Os Catecismos segundo Carlos Zéfiro, em cartaz desde o dia 10 de março, no Teatro 2 do Centro Cultural do Banco do Brasil no centro do Rio de Janeiro, e que cumpre temporada até o próximo dia 10 de abril, é uma produção conjunta entre a ClaMa! Cia de Teatro e a companhia paranaense Vigor Mortis. Com direção e texto a cargo do curitibano Paulo Biscaia Filho, o espetáculo presta reverências e justa homenagem àquele que foi o responsável pela alegria dos onanistas de plantão e por boa parte da iniciação sexual dos jovens rapazes dos anos 50, 60 e 70, o cartunista Carlos Zéfiro. Ele se notabilizou por publicar e ilustrar mais de uma centena de revistinhas com conteúdo pornô-erótico que ficaram conhecidos em todo o país como “catecismos” – pois reza a lenda que estas eram vendidas dissimuladamente em bancas de jornais e entregues aos seus compradores escondidas dentro de publicações religiosas.
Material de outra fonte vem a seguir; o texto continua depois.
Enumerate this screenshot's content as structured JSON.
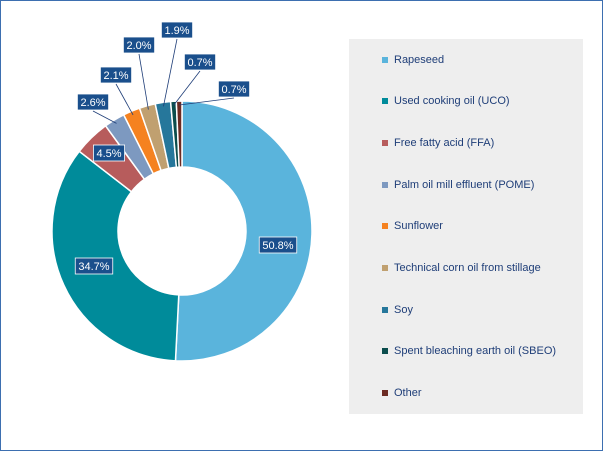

Os “catecismos” eram desenhados em preto e branco diretamente sobre papel vegetal, eliminando assim a necessidade do fotolito. Impressos em diferentes gráficas com a finalidade de burlar uma possível retaliação, chegaram a alcançar tiragens superiores a de 20.000 exemplares. Em 1970, durante a ditadura militar, foi realizada em Brasília uma investigação para descobrir o autor daquelas obras pornográficas. Na ocasião, o editor Hélio Brandão, amigo do artista, chegou a ser preso por três dias, mas – fiel ao amigo – não revelou a identidade do artista. A investigação terminou inconclusa. Zéfiro despertou amor e ódio com seus desenhos e conseguiu se manter incógnito por décadas.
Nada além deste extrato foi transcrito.